Manheim v. Ford Motor Co.

194 So. 2d 54 | Fla. Dist. Ct. App. | 1967

Lead Opinion

PER CURIAM.

Affirmed upon authority of Rozen v. Chrysler Corp., Fla.App.1962, 142 So.2d 735 and Friedman v. Ford Motor Co., Fla.App.1965, 179 So.2d 371.






Concurrence Opinion

CARROLL, Judge

(concurring specially).

I concur because of the holding of this court in the Rozen case, followed in the Friedman case, in neither of which decisions did I participate.

By affirming the summary judgment in this case in favor of the defendant Ford Motor Company on the authority of the cited cases, we necessarily espouse the propositions of law involved here that when a new automobile (in this case a Lincoln Continental costing in excess of' $6,500) sold by a franchised dealer is materially defective mechanically and operationally, does not respond to reasonable efforts at correction or repair and proves to be what is known in the trade as a “lemon”,, the purchaser does not have a cause of action against the manufacturer for breach of implied warranty of fitness, because of absence of privity and because a manufacturer of automobiles, by entering into an agreement with its dealer specifying certain express warranties limits its warranty liability to those expressed, and thereby relieves-itself of any implied warranty of fitness..

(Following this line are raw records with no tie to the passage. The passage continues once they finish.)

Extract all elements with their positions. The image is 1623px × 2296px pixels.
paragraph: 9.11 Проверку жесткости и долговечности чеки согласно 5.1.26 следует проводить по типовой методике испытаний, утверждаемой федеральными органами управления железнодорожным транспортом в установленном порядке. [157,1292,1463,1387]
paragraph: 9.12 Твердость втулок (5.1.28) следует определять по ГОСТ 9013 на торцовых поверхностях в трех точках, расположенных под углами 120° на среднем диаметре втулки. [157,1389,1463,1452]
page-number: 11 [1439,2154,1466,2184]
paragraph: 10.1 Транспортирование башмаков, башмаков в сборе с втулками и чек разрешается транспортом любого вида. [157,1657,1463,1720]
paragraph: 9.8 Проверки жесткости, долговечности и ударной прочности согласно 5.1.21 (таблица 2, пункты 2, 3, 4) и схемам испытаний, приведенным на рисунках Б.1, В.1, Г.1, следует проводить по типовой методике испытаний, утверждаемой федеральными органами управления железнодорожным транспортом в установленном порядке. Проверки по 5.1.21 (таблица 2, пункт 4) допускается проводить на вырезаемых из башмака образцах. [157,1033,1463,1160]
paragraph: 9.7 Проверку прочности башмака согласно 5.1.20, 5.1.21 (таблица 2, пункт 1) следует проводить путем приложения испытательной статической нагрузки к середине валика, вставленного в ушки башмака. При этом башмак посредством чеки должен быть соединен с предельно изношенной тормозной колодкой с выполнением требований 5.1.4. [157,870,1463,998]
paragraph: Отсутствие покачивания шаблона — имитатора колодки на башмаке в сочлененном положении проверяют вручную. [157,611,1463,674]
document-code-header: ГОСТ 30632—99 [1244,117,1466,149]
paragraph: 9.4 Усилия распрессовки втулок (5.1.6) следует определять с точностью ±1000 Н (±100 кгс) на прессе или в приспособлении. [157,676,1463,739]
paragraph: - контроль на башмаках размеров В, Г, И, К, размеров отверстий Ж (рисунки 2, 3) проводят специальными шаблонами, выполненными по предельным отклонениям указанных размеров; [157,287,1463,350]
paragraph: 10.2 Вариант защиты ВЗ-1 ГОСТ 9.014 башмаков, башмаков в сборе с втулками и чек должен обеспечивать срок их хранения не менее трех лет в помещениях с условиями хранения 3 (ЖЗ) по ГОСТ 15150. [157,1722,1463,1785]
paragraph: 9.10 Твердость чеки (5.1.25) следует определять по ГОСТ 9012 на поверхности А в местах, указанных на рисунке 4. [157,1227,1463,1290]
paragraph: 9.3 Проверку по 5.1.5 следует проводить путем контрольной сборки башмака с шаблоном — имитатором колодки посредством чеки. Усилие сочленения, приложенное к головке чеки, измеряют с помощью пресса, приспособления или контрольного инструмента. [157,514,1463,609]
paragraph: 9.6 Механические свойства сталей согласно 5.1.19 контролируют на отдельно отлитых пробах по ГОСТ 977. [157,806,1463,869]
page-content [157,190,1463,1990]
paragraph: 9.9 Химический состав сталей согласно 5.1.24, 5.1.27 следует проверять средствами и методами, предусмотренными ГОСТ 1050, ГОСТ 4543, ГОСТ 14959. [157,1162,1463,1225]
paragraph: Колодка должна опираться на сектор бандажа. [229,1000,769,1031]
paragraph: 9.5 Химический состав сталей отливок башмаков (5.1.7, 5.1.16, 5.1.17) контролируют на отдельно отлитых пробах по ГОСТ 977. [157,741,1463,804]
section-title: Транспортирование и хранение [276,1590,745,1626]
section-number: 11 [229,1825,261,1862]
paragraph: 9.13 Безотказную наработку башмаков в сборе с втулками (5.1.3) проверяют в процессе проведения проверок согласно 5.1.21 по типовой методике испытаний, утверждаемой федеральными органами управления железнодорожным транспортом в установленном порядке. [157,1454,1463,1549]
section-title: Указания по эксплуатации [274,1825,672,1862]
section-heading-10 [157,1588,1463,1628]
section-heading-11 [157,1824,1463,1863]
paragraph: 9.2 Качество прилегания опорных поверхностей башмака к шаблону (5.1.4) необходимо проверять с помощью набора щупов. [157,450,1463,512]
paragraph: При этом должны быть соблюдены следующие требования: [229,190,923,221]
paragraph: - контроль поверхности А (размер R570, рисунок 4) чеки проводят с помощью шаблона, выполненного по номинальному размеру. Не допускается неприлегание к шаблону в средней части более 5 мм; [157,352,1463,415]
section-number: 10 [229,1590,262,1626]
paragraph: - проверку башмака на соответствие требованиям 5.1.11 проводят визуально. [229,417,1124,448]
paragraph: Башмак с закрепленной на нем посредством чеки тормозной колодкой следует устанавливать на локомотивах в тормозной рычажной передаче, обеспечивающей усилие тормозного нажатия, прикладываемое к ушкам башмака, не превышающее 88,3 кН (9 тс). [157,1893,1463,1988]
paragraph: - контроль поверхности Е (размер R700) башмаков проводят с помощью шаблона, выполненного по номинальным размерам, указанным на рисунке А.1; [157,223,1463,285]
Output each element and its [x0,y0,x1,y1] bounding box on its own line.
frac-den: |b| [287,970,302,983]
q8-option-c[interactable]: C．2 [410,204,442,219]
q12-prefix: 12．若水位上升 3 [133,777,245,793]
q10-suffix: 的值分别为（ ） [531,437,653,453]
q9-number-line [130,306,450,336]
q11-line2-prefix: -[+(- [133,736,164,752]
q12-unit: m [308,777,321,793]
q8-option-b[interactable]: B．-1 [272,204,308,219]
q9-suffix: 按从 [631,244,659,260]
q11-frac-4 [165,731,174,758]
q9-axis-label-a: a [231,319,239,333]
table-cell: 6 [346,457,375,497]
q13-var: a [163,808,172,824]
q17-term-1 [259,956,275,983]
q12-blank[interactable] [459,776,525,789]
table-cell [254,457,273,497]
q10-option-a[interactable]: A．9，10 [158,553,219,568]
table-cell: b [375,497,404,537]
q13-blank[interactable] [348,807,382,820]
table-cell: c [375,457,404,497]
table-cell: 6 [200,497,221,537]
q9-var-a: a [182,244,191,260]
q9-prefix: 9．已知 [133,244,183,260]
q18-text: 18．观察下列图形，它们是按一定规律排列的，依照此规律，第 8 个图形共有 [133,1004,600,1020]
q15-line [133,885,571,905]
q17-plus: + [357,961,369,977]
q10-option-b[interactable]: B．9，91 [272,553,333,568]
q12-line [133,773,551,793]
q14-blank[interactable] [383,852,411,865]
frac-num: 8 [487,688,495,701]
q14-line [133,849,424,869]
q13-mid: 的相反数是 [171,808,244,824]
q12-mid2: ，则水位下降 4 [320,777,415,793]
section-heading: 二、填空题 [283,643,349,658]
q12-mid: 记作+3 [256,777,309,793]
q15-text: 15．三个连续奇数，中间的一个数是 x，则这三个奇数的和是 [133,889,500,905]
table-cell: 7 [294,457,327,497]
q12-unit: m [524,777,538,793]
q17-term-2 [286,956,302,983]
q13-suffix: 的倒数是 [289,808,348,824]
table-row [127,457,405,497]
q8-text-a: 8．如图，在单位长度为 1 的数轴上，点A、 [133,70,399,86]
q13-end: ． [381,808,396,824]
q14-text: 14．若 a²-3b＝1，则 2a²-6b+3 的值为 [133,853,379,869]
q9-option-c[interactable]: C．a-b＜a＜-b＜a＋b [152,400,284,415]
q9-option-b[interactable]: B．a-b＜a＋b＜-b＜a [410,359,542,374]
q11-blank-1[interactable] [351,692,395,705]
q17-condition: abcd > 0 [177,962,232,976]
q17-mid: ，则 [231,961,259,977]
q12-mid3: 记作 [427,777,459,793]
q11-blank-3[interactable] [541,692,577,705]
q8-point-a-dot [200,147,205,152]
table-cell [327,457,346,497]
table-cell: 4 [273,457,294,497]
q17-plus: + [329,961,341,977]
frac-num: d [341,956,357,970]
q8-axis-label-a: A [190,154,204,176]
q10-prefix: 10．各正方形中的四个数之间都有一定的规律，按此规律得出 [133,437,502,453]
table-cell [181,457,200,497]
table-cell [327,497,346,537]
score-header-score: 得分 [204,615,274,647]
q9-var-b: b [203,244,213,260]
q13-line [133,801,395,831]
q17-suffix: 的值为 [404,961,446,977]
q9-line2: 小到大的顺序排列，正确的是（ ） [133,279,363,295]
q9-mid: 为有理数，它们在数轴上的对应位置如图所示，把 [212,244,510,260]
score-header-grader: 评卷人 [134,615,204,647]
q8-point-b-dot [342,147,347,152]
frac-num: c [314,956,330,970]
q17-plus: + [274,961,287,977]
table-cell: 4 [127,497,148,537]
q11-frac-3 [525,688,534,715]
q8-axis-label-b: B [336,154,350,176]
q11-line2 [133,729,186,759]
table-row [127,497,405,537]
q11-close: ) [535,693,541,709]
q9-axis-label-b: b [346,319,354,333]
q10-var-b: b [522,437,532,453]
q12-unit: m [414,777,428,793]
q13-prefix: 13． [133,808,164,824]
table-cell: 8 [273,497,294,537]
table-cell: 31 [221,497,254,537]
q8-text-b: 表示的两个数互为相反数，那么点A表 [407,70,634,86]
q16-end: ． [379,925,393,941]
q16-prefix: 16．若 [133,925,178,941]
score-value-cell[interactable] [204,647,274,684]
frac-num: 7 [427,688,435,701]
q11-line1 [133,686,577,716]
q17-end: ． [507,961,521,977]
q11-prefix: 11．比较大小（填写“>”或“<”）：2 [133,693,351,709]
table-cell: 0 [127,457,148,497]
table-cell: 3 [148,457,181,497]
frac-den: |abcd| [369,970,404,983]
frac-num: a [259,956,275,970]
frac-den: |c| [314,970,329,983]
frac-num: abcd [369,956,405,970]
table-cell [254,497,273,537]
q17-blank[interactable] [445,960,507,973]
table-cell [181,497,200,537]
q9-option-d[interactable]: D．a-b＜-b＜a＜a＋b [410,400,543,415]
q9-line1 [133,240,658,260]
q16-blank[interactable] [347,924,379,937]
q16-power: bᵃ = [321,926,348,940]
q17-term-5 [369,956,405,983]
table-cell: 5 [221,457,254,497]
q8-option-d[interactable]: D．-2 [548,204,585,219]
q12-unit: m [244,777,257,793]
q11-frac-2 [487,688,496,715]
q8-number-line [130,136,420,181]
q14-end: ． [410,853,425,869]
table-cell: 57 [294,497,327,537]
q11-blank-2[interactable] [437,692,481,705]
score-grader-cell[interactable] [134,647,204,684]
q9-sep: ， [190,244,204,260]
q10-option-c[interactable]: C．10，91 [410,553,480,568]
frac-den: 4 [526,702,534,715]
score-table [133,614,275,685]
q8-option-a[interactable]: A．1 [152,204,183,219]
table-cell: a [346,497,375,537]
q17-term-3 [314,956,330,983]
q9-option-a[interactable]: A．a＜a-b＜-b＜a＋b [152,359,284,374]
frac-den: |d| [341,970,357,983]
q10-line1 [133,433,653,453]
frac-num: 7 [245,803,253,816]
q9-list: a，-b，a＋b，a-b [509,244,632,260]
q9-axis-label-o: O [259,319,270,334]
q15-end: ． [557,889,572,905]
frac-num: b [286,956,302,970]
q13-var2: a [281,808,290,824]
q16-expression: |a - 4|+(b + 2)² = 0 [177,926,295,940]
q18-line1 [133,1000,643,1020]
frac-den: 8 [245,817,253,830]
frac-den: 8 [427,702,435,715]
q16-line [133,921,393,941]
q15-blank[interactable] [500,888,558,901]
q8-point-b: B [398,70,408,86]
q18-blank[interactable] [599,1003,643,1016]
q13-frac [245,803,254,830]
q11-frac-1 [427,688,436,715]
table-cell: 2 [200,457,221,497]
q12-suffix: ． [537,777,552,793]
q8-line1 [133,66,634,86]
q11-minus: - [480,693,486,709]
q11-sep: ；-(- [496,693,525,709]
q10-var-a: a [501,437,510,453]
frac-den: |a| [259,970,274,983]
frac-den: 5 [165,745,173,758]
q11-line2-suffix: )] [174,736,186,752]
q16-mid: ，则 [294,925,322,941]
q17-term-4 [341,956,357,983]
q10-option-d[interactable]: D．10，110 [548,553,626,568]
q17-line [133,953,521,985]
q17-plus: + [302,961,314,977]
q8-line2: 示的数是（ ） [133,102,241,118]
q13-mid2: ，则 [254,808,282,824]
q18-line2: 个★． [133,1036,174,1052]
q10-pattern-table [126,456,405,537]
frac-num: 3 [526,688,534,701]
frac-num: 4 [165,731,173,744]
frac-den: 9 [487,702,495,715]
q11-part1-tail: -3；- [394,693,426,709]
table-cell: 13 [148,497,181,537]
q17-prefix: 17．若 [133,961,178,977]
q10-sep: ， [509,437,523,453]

In my opinion such holdings are deserving of reconsideration. See Hoskins v. Jackson Grain Co., Fla.1953, 63 So.2d 514; Matthews v. Lawnlite Company, Fla.1950, 88 So.2d 299; Continental Copper & Steel Indus, v. E. C. “Red” Cornelius, Fla.App.1958, 104 So.2d 40; Sperry Rand Corporation v. Industrial Supply Corporation, 5 Cir.1964, 337 F.2d 363, 370-371.